Większość ludzi jest przyzwyczajona do kuchennych mebli w kolorze białym, beżowym lub jasnoszarym, który jest teraz akurat bardzo modny. Można stwierdzić, że do takich kolorów pasuje wiele różnych dodatków i nic się z niczym „nie kłóci”. Holendrzy najwidoczniej mają inne zdanie, bo nie boją się kolorów w kuchni, często nasyconych. Do tego stawiają na wiele różnorodnych dodatków, o których pisałam w poście dotyczących białych kuchni. Im nie przeszkadzają „tony” desek do krojenia- drewnianych rzecz jasna, plecionych koszyczków, dzbanków, czy lamp 🙂
Żeby nie było, w holenderskich domach także spotkamy meble kuchenne w szarościach: od jasnej barwy do ciemnej. Holendrzy, jeżeli chodzi o wnętrza, znają się na rzeczy i wiedzą co jest na topie. Ich kuchnie często wyglądają, jak żywcem wyjęte z katalogów 🙂

Olbrzymia kuchnia z „kącikiem do wypicia herbatki”- tak bym to nazwała 🙂 Pod oknem widzimy mały stolik z fotelem i krzesłem, na ścianie obrazy.

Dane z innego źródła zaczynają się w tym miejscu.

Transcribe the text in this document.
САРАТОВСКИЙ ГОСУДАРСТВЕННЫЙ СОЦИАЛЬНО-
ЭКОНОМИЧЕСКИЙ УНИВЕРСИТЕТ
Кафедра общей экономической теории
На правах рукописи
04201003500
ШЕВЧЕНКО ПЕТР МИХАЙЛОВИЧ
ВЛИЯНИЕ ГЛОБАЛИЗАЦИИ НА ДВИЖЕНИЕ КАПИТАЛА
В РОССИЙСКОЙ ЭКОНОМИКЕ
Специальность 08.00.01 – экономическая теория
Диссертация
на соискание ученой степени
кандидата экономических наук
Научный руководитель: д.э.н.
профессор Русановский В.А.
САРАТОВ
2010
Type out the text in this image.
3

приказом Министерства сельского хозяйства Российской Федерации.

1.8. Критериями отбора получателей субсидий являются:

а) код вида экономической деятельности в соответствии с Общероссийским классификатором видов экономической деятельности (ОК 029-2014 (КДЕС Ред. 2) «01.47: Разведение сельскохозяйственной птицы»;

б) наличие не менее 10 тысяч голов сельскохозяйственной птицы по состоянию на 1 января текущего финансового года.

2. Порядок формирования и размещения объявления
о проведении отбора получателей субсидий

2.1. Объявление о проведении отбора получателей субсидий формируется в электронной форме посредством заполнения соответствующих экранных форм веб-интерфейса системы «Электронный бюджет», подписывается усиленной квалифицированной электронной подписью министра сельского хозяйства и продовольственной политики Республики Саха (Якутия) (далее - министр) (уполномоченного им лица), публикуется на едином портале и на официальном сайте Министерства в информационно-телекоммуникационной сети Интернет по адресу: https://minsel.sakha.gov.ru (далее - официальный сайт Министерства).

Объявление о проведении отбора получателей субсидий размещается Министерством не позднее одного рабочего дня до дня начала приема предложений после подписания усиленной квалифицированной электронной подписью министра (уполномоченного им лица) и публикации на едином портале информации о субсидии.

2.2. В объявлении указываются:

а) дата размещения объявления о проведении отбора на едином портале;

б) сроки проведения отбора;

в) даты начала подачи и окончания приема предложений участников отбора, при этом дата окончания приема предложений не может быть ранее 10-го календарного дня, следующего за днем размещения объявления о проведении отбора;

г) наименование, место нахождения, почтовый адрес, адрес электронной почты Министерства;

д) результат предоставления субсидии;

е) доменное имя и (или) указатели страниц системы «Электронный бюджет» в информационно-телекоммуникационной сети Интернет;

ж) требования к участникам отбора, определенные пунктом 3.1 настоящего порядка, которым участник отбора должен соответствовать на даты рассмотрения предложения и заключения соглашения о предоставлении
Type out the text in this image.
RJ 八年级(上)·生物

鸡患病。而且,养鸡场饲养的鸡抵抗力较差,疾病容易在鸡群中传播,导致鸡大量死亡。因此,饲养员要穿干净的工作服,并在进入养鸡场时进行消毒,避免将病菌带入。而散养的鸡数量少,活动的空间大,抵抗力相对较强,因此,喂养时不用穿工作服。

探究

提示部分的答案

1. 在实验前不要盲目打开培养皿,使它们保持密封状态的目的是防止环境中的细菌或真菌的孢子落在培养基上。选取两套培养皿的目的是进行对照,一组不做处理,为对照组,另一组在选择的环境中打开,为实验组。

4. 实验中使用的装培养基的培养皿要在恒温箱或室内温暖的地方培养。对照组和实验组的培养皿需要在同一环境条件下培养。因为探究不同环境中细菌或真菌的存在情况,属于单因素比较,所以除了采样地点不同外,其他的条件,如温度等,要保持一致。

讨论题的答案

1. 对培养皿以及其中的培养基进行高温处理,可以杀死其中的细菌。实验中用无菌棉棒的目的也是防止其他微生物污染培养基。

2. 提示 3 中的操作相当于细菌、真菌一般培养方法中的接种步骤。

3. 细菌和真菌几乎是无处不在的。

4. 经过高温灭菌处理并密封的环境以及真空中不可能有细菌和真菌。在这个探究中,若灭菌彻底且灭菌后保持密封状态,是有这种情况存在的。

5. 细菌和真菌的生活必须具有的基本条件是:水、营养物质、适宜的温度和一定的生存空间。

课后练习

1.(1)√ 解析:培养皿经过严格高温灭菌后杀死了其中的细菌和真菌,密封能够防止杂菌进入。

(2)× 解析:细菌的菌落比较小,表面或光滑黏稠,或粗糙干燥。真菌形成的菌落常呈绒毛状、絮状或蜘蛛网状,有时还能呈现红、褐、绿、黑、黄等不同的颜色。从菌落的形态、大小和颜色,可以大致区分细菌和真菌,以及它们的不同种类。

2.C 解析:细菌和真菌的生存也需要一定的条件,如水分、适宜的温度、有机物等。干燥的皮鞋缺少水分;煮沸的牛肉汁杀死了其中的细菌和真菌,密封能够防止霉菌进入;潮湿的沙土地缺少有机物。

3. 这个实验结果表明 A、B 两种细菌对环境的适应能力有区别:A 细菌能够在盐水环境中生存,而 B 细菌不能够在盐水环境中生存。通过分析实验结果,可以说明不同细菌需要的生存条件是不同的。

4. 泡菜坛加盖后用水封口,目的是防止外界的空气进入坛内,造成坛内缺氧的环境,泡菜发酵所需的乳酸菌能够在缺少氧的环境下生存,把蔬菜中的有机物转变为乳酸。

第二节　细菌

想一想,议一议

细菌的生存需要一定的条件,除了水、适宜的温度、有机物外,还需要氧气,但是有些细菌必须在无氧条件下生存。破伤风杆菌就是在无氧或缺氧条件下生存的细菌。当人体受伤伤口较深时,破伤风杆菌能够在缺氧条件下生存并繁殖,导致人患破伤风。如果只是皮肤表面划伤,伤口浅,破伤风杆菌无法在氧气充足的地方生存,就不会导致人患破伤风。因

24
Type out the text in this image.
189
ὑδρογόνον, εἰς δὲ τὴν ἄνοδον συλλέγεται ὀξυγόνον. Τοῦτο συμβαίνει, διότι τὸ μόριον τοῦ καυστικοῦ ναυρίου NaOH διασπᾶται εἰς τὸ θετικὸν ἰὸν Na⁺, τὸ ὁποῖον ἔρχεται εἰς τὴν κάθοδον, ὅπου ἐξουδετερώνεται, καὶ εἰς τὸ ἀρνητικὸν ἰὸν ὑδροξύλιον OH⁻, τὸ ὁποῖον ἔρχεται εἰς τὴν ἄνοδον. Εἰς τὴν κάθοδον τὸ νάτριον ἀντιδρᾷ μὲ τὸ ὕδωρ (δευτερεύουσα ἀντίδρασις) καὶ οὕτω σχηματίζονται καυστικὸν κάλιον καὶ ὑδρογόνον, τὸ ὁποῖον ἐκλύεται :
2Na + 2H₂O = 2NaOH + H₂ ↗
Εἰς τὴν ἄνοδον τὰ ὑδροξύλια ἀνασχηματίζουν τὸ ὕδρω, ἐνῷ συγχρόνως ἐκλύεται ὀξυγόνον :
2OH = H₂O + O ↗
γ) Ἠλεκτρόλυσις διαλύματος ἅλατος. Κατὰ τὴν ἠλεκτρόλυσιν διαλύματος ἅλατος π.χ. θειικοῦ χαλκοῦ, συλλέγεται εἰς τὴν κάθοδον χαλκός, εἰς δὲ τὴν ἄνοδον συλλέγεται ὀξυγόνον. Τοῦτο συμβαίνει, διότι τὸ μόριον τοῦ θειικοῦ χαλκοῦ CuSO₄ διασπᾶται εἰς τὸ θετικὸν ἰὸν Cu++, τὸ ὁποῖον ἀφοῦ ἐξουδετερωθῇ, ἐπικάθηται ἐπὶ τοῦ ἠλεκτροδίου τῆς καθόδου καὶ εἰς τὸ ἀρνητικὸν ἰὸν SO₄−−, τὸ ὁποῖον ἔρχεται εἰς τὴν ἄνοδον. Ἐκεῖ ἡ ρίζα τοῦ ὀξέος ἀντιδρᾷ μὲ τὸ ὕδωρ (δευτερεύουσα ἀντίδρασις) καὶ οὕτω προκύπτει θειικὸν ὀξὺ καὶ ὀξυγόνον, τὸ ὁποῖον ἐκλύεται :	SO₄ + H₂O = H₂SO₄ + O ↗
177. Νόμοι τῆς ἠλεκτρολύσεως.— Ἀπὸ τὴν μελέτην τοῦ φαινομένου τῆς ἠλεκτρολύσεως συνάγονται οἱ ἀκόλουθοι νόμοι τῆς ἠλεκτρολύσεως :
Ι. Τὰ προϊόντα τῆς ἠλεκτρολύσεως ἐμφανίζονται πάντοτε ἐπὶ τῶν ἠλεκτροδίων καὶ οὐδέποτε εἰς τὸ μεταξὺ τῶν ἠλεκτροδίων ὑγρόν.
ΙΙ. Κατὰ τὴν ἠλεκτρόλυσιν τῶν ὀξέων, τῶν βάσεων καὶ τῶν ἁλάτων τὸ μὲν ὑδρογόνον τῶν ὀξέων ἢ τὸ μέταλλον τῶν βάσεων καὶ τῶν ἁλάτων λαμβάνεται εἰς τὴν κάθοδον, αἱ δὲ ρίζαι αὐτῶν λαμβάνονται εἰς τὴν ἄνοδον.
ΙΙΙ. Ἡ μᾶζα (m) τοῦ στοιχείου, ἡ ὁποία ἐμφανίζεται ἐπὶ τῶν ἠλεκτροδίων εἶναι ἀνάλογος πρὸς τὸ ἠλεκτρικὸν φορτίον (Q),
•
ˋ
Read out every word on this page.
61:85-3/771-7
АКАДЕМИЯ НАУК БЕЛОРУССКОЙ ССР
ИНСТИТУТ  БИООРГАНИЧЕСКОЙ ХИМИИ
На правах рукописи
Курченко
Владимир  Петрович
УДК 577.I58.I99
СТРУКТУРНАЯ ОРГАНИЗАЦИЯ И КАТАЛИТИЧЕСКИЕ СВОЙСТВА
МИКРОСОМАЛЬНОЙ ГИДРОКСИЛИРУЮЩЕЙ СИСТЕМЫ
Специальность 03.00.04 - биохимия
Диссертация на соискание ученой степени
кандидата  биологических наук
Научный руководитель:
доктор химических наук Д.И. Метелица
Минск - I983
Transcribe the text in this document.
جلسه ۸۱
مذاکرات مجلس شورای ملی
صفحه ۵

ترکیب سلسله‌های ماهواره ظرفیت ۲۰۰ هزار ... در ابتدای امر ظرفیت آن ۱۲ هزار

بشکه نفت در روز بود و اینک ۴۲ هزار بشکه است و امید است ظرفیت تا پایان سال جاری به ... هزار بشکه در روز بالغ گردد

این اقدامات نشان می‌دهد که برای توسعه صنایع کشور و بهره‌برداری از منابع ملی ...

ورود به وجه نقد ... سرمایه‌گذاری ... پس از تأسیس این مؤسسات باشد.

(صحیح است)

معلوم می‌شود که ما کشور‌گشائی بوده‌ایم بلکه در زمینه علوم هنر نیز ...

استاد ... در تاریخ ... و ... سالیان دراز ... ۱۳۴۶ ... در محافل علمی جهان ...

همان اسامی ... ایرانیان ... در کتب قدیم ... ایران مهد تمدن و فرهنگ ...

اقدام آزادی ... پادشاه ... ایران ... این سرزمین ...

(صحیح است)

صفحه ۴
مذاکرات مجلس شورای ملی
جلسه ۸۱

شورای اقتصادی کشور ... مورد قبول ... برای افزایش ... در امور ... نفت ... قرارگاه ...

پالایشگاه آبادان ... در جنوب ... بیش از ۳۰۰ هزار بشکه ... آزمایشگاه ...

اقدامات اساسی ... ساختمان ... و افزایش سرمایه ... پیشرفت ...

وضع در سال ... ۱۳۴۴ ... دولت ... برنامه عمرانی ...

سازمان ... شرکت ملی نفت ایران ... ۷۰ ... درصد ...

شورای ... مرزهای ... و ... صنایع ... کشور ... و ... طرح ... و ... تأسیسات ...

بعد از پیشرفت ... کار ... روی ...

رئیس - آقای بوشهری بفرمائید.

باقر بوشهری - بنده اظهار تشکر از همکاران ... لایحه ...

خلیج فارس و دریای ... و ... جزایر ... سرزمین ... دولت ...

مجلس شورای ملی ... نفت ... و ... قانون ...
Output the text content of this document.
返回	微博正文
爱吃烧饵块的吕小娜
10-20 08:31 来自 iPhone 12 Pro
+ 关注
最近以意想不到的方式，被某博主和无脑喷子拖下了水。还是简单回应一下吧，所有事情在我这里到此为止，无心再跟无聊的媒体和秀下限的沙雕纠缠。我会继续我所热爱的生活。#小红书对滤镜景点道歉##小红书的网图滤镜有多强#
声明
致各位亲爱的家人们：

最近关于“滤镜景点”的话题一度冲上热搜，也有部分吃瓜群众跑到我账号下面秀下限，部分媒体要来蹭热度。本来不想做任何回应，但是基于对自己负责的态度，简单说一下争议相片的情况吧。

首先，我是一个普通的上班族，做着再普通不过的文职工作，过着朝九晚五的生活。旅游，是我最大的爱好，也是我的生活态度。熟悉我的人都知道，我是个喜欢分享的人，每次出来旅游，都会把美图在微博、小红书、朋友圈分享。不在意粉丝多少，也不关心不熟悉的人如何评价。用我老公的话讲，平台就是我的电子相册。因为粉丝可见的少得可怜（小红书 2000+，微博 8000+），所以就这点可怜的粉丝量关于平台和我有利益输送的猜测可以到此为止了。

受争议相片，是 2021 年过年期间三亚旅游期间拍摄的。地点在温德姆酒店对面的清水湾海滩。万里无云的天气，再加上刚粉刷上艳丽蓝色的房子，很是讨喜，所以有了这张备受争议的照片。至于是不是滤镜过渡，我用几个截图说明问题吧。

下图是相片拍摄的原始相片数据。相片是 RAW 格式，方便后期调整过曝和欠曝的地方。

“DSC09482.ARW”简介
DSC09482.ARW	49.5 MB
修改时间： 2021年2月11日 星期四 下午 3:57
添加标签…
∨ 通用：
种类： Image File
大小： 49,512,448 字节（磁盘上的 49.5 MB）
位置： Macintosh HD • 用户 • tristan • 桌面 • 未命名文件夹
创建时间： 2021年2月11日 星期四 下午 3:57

Dodatkowo 2 piękne kredensy z porcelaną. Obok większego kredensu stoi malutki stoliczek, na którym postawiono bibeloty, a nad nim wisi obrazek i olbrzymia chochla. Kuchnia gazowa wielkich rozmiarów, stylizowana na starodawny piec. Całość dopełnia duży drewniany stół z pięknymi krzesłami. Kuchnia z klimatem!

Kolejna szarość, ale ciut ciemniejsza od poprzedniej. Kuchnia dla odmiany malutka. To, co mi osobiście się w niej podoba, to te oszklone szafki po prawej, w których można wyeksponować kubki, filiżanki, czy inne szkło. Do tego z boku, po lewej stronie, stoi mała półka na kółkach na różne kuchenne produkty. Na ścianie przy okapie, widzimy dwie malutkie drewniane półeczki w kolorze białym, na których stoją przyprawy.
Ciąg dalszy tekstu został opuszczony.